Ms Balaz runs a private practice but has teamed up with the Michael Hughes Foundation to stress the importance of debriefing after being on the scene of a heart episode.
“I have worked with people who have been at critical incidents and it is essential they receive some support in the aftermath,” she said.
“The first port of call is to talk the incident over with someone.
“Often if a number of people are involved as witnesses, for example in an office environment, the workplace will organise a debrief through its employee assistance or similar program.
“These are usually done in either small groups or individually and can be a great help in the crisis prevention process.
“But they shouldn’t be used as therapy.
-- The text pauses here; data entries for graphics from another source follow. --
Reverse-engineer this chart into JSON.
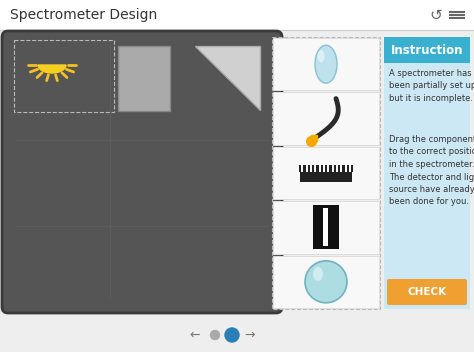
{
  "title": "Spectrometer Design",
  "bg_color": "#eeeeee",
  "header_color": "#ffffff",
  "main_area_color": "#555555",
  "main_area_inner_color": "#5a5a5a",
  "main_area_border": "#3a3a3a",
  "grid_color": "#666666",
  "instruction_header_color": "#3ab0d0",
  "instruction_bg": "#cce8f4",
  "instruction_title": "Instruction",
  "instruction_text_1": "A spectrometer has\nbeen partially set up\nbut it is incomplete.",
  "instruction_text_2": "Drag the components\nto the correct position\nin the spectrometer.\nThe detector and light\nsource have already\nbeen done for you.",
  "check_button_color": "#f0a030",
  "check_button_text": "CHECK",
  "sun_color": "#f5d020",
  "sun_ray_color": "#f5c020",
  "sun_body_color": "#f5e060",
  "component_box_color": "#f8f8f8",
  "component_box_border": "#cccccc",
  "slot_separator_color": "#dddddd",
  "lens1_color": "#b8e0ec",
  "lens1_edge": "#80bcd0",
  "lens2_color": "#a0d8e0",
  "lens2_edge": "#60aab8",
  "fiber_color": "#2a2a2a",
  "fiber_tip_color": "#f5a800",
  "grating_color": "#222222",
  "slit_color": "#111111",
  "slit_white": "#ffffff",
  "nav_dot_active_outer": "#2a7db5",
  "nav_dot_active_inner": "#2a7db5",
  "nav_dot_inactive": "#aaaaaa",
  "prism_color": "#d0d0d0",
  "prism_edge": "#aaaaaa",
  "rect_component_color": "#aaaaaa",
  "rect_component_edge": "#888888",
  "dashed_box_color": "#bbbbbb"
}
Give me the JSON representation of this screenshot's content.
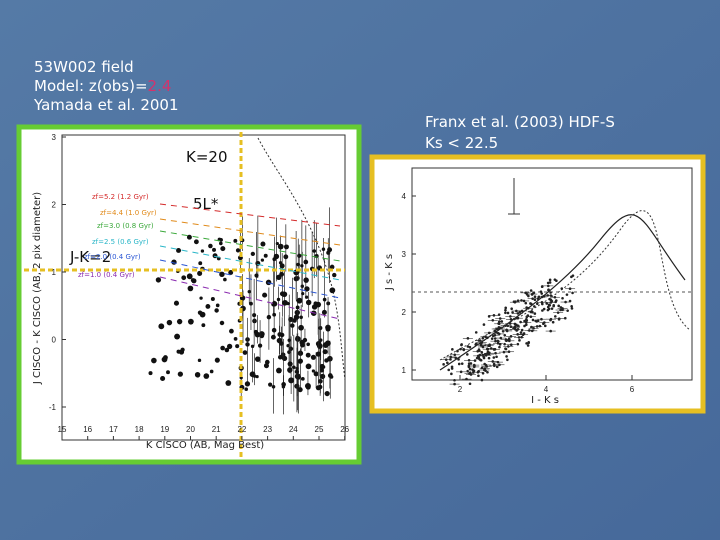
{
  "left_text": {
    "line1": "53W002 field",
    "line2_prefix": "Model: z(obs)=",
    "line2_value": "2.4",
    "line3": "Yamada et al. 2001"
  },
  "right_text": {
    "line1": "Franx et al. (2003) HDF-S",
    "line2": "Ks < 22.5"
  },
  "left_plot": {
    "annotations": [
      "K=20",
      "5L*",
      "J-K=2"
    ],
    "y_axis_label": "J CISCO - K CISCO (AB, 2 pix diameter)",
    "x_axis_label": "K CISCO (AB, Mag Best)",
    "xticks": [
      "15",
      "16",
      "17",
      "18",
      "19",
      "20",
      "21",
      "22",
      "23",
      "24",
      "25",
      "26"
    ],
    "yticks": [
      "3",
      "2",
      "1",
      "0",
      "-1"
    ],
    "legend": [
      "zf=5.2 (1.2 Gyr)",
      "zf=4.4 (1.0 Gyr)",
      "zf=3.0 (0.8 Gyr)",
      "zf=2.5 (0.6 Gyr)",
      "zf=2.0 (0.4 Gyr)",
      "zf=1.0 (0.4 Gyr)"
    ]
  },
  "right_plot": {
    "y_axis_label": "J s - K s",
    "x_axis_label": "I - K s",
    "xticks": [
      "2",
      "4",
      "6"
    ],
    "yticks": [
      "4",
      "3",
      "2",
      "1"
    ]
  }
}
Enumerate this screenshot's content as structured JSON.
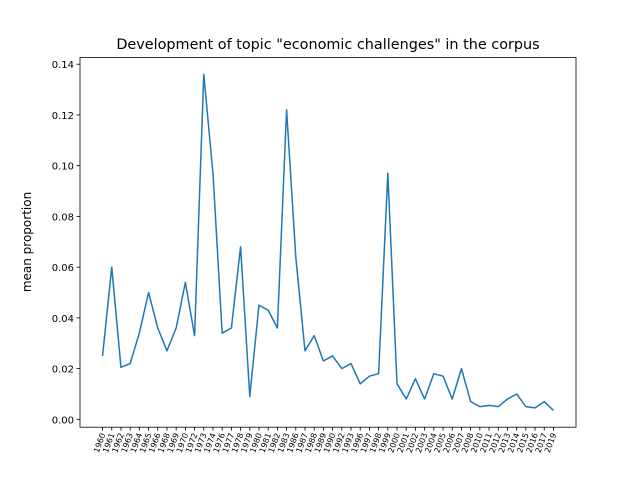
{
  "chart_data": {
    "type": "line",
    "title": "Development of topic \"economic challenges\" in the corpus",
    "y_label": "mean proportion",
    "categories": [
      "1960",
      "1961",
      "1962",
      "1963",
      "1964",
      "1965",
      "1966",
      "1968",
      "1969",
      "1970",
      "1972",
      "1973",
      "1974",
      "1976",
      "1977",
      "1978",
      "1979",
      "1980",
      "1981",
      "1982",
      "1983",
      "1986",
      "1987",
      "1988",
      "1989",
      "1990",
      "1992",
      "1993",
      "1996",
      "1997",
      "1998",
      "1999",
      "2000",
      "2001",
      "2002",
      "2003",
      "2004",
      "2005",
      "2006",
      "2007",
      "2008",
      "2010",
      "2011",
      "2012",
      "2013",
      "2014",
      "2015",
      "2016",
      "2017",
      "2019"
    ],
    "series": [
      {
        "name": "economic challenges",
        "color": "#1f77b4",
        "values": [
          0.025,
          0.06,
          0.0205,
          0.022,
          0.034,
          0.05,
          0.036,
          0.027,
          0.036,
          0.054,
          0.033,
          0.136,
          0.097,
          0.034,
          0.036,
          0.068,
          0.009,
          0.045,
          0.043,
          0.036,
          0.122,
          0.064,
          0.027,
          0.033,
          0.023,
          0.025,
          0.02,
          0.022,
          0.014,
          0.017,
          0.018,
          0.097,
          0.014,
          0.008,
          0.016,
          0.008,
          0.018,
          0.017,
          0.008,
          0.02,
          0.007,
          0.005,
          0.0055,
          0.005,
          0.008,
          0.01,
          0.005,
          0.0045,
          0.007,
          0.0035
        ]
      }
    ],
    "ylim": [
      -0.0031,
      0.1426
    ],
    "yticks": [
      {
        "value": 0,
        "label": "0.00"
      },
      {
        "value": 0.02,
        "label": "0.02"
      },
      {
        "value": 0.04,
        "label": "0.04"
      },
      {
        "value": 0.06,
        "label": "0.06"
      },
      {
        "value": 0.08,
        "label": "0.08"
      },
      {
        "value": 0.1,
        "label": "0.10"
      },
      {
        "value": 0.12,
        "label": "0.12"
      },
      {
        "value": 0.14,
        "label": "0.14"
      }
    ],
    "grid": false
  }
}
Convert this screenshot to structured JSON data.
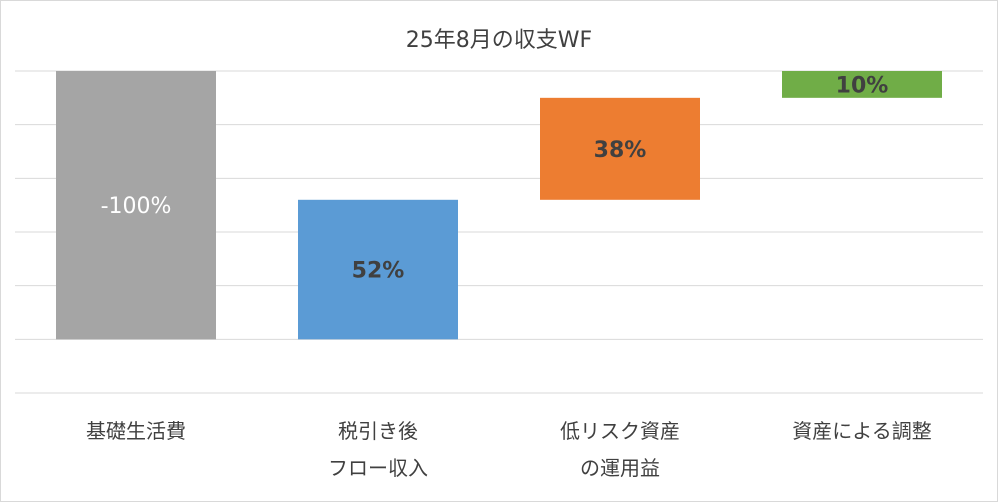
{
  "chart_data": {
    "type": "waterfall",
    "title": "25年8月の収支WF",
    "categories": [
      "基礎生活費",
      "税引き後\nフロー収入",
      "低リスク資産\nの運用益",
      "資産による調整"
    ],
    "values": [
      -100,
      52,
      38,
      10
    ],
    "value_labels": [
      "-100%",
      "52%",
      "38%",
      "10%"
    ],
    "colors": [
      "#a5a5a5",
      "#5b9bd5",
      "#ed7d31",
      "#70ad47"
    ],
    "label_colors": [
      "#ffffff",
      "#404040",
      "#404040",
      "#404040"
    ],
    "ylim": [
      -120,
      0
    ],
    "yticks": [
      -120,
      -100,
      -80,
      -60,
      -40,
      -20,
      0
    ],
    "grid": true
  }
}
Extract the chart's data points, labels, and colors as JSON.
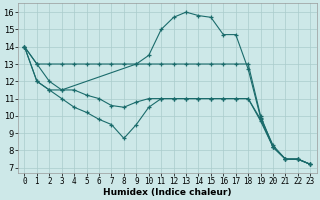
{
  "xlabel": "Humidex (Indice chaleur)",
  "bg_color": "#cde8e8",
  "grid_color": "#aacccc",
  "line_color": "#1a6b6b",
  "xlim": [
    -0.5,
    23.5
  ],
  "ylim": [
    6.7,
    16.5
  ],
  "xticks": [
    0,
    1,
    2,
    3,
    4,
    5,
    6,
    7,
    8,
    9,
    10,
    11,
    12,
    13,
    14,
    15,
    16,
    17,
    18,
    19,
    20,
    21,
    22,
    23
  ],
  "yticks": [
    7,
    8,
    9,
    10,
    11,
    12,
    13,
    14,
    15,
    16
  ],
  "series1": {
    "x": [
      0,
      1,
      2,
      3,
      4,
      5,
      6,
      7,
      8,
      9,
      10,
      11,
      12,
      13,
      14,
      15,
      16,
      17,
      18,
      19,
      20,
      21,
      22,
      23
    ],
    "y": [
      14,
      13,
      13,
      13,
      13,
      13,
      13,
      13,
      13,
      13,
      13,
      13,
      13,
      13,
      13,
      13,
      13,
      13,
      13,
      10,
      8.2,
      7.5,
      7.5,
      7.2
    ]
  },
  "series2": {
    "x": [
      0,
      1,
      2,
      3,
      4,
      5,
      6,
      7,
      8,
      9,
      10,
      11,
      12,
      13,
      14,
      15,
      16,
      17,
      18,
      19,
      20,
      21,
      22,
      23
    ],
    "y": [
      14,
      12,
      11.5,
      11.5,
      11.5,
      11.2,
      11.0,
      10.6,
      10.5,
      10.8,
      11.0,
      11.0,
      11.0,
      11.0,
      11.0,
      11.0,
      11.0,
      11.0,
      11.0,
      9.8,
      8.2,
      7.5,
      7.5,
      7.2
    ]
  },
  "series3": {
    "x": [
      0,
      1,
      2,
      3,
      4,
      5,
      6,
      7,
      8,
      9,
      10,
      11,
      12,
      13,
      14,
      15,
      16,
      17,
      18,
      19,
      20,
      21,
      22,
      23
    ],
    "y": [
      14,
      12,
      11.5,
      11.0,
      10.5,
      10.2,
      9.8,
      9.5,
      8.7,
      9.5,
      10.5,
      11.0,
      11.0,
      11.0,
      11.0,
      11.0,
      11.0,
      11.0,
      11.0,
      9.7,
      8.2,
      7.5,
      7.5,
      7.2
    ]
  },
  "series4": {
    "x": [
      0,
      1,
      2,
      3,
      9,
      10,
      11,
      12,
      13,
      14,
      15,
      16,
      17,
      18,
      19,
      20,
      21,
      22,
      23
    ],
    "y": [
      14,
      13,
      12,
      11.5,
      13,
      13.5,
      15,
      15.7,
      16,
      15.8,
      15.7,
      14.7,
      14.7,
      12.7,
      9.9,
      8.3,
      7.5,
      7.5,
      7.2
    ]
  },
  "xlabel_fontsize": 6.5,
  "tick_fontsize": 5.5
}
A lot of people are concerned about what to expect if they go to a debrief or even talk about the incident they witnessed.
“The whole purpose of the debrief is to normalise the experience.
“Many people experience similar symptoms following such an incident.
“Physical symptoms can range from fatigue and sleeplessness to nightmares, restlessness, headaches and nausea.
“And these experiences can also trigger cognitive reactions, leading to intrusive thoughts, confusion, trouble concentrating, flashbacks, feeling emotionally numb and detached, fear of revisiting the scene of the trauma, depression and guilt – that’s a big one.
People who withdraw
“Many people choose to withdraw but that is counter-productive.
“The impact can hit people at different times; some people have an immediate emotional reaction, with others it can take days or even weeks to surface.
“Even if you feel you don’t need a debrief in the moment, you will be armed with information you can use when you need it.”
Ms Balaz said debriefs could be held from 24 hours to two weeks after the event, depending on the impact it has had.
“Situations vary from individual to individual,” she said.
“Some people might be dealing with other issues in their lives and the trauma becomes the straw that broke the camel’s back.”
Those who experience an incident outside a group environment (for example, if you see someone have a cardiac arrest on the footpath or another public place) will not have the benefit of an organised debrief.
“The best thing people in this situation can do is talk to someone ,” Ms Balaz said.
“It doesn’t have to be a professional – tell family and friends what you saw and how it affected you.
“Retelling helps order information in your mind; creating a beginning, middle and end is really helpful in packing away that experience and processing it.
“Talk to a GP if symptoms of stress continue – you can also get help from community health centres or Lifeline, who can refer you on to a health professional if they think it would be helpful.
“Not everyone will need professional support; some people can bounce back without it – but I would encourage anyone in this situation to recognise they have been through a distressing, scary experience.
“It can TAKE three-four weeks for people to recover; in the first week or two reactions will be intense and that is normal.
“Try not to get frustrated with yourself.
“Don’t use drugs and alcohol to cope; that tends to make things worse.
“Try not to make any big life decisions and return to your normal routine as soon as possible.
“Stay busy but give yourself time to rest.”